Should the unemployed be allowed to borrow against their future Social Security benefits? Chris Pope writes:
Sylvain Catherine, Max Miller, and Natasha Sarin of the University of Pennsylvania have demonstrated that as little as a 1 percent reduction in individuals’ future social security incomes could fund an increase in benefits more generous than the CARES Act bonus. This implicit endorsement of a Biggs-Rauh-like proposal landed Sarin, who is an advisor to the presumptive Democratic presidential nominee Joe Biden, in political hot water. But it should not have because by mitigating the moral hazard of unnecessarily leading people out of the labor market, the proposal would allow more generous benefits to be provided with fewer associated strings, conditions, and negative side effects.

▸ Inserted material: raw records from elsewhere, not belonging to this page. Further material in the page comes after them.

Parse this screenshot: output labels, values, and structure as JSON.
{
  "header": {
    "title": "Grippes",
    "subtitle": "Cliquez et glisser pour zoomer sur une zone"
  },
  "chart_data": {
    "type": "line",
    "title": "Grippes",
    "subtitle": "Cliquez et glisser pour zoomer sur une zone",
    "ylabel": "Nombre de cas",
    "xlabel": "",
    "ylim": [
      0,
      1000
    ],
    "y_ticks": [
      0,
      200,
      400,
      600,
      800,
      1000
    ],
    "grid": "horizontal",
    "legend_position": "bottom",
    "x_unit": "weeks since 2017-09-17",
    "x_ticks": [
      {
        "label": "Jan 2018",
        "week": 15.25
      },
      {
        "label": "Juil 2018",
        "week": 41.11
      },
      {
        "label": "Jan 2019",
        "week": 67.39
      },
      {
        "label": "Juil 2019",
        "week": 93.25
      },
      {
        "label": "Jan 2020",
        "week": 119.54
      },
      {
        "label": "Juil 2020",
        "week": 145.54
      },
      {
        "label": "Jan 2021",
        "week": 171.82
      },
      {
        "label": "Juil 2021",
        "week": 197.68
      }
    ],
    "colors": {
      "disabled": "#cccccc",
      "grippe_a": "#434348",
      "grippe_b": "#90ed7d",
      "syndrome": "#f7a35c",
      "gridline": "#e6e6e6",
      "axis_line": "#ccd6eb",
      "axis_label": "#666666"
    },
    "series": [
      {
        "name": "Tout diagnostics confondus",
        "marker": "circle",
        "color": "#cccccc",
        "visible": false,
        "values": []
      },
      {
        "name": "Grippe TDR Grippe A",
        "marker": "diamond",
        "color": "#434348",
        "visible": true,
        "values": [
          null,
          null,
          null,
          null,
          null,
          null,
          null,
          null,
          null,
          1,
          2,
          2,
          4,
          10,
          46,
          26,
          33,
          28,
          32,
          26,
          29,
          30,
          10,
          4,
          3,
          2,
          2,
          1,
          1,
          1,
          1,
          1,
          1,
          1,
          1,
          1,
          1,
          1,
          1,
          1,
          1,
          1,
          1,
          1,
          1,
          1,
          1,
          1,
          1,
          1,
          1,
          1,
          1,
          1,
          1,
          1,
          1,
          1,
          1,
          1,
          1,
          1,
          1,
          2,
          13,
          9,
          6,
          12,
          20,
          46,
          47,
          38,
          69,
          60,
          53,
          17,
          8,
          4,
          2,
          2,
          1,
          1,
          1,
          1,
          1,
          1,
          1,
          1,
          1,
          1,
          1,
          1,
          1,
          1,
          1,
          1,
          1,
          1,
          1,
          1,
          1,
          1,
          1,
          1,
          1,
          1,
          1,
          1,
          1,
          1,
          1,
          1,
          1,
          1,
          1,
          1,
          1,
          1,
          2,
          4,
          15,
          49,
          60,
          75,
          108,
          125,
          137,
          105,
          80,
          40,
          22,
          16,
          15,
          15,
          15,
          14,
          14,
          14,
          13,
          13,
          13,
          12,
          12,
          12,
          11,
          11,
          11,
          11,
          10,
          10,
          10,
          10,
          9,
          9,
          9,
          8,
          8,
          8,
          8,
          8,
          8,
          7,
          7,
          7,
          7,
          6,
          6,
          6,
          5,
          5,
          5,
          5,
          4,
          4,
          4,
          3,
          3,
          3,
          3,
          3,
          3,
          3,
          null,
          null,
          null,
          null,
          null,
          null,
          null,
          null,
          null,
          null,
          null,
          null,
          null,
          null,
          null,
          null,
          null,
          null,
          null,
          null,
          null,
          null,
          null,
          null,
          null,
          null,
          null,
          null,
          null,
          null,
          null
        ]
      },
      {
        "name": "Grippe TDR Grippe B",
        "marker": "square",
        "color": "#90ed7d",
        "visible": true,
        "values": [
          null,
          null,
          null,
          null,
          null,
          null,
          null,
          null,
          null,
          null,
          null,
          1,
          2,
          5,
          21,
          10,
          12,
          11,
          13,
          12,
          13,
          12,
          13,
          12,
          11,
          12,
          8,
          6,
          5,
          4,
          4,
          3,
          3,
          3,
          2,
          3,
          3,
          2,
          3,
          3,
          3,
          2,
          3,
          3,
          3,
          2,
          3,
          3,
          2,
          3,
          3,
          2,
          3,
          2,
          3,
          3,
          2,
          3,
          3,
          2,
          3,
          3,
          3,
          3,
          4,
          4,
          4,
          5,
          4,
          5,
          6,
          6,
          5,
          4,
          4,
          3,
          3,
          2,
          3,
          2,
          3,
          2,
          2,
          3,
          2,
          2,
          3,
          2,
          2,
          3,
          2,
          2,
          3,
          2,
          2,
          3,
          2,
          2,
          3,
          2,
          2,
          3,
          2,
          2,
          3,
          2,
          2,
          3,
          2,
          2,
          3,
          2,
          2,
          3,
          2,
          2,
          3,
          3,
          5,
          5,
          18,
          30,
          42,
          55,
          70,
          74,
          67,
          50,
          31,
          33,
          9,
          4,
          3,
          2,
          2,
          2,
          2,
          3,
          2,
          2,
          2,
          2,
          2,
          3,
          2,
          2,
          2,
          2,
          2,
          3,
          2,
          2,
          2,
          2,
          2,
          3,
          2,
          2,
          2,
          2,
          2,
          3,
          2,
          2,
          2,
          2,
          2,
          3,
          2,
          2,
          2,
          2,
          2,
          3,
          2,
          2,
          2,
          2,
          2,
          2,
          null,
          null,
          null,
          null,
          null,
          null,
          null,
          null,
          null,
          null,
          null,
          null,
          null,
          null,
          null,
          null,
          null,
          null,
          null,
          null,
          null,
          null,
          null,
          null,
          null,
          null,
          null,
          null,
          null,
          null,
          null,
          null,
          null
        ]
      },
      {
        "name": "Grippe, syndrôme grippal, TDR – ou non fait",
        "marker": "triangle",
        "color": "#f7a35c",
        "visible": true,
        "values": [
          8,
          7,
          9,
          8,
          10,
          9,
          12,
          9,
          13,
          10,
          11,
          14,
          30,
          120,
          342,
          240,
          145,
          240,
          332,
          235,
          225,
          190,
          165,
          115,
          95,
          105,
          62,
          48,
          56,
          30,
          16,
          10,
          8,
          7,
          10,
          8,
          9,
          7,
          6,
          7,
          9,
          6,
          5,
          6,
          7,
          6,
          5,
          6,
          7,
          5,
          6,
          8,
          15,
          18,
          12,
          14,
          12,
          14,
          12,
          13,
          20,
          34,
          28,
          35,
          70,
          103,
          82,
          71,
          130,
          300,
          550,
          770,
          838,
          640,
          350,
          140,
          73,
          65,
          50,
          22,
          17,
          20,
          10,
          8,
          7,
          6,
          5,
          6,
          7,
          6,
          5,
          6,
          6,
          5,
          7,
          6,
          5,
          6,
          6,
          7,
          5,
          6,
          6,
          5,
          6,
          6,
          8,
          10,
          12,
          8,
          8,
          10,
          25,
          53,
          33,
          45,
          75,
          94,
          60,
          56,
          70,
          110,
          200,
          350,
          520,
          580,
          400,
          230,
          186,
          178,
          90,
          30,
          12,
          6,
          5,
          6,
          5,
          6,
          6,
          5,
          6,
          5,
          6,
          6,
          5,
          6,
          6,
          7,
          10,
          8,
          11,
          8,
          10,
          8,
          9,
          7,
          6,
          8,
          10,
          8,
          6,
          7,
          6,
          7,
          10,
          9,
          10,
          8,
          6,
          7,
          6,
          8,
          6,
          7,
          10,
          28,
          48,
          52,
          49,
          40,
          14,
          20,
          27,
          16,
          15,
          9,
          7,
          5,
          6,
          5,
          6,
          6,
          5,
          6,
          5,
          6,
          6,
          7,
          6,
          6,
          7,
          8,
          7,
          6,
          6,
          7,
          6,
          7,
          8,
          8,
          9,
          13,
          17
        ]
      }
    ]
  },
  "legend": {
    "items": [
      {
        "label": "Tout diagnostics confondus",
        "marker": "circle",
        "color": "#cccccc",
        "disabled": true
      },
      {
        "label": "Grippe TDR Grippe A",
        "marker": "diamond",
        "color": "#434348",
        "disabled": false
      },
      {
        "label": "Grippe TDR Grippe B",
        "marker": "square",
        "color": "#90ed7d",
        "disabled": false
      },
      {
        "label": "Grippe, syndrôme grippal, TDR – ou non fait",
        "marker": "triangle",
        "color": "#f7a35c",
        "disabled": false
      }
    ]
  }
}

It could also be provided federally – circumventing dysfunctions resulting from the administration of state unemployment insurance.
This proposal is similar to the one to let parents of new children use their benefits to finance leave from work. Some conservatives and libertarians have criticized that family-leave proposal, and I’ve defended it. I wonder whether this idea, if it took off, would attract as much of the same kind of criticism.
A big part of the argument from the critics has been that the federal government shouldn’t get involved in family leave at all, even in the form of adding flexibility to an existing program. It would be “a new entitlement.” While I don’t think that argument is very persuasive, it wouldn’t apply in the case of unemployment benefits, which are already provided by governments.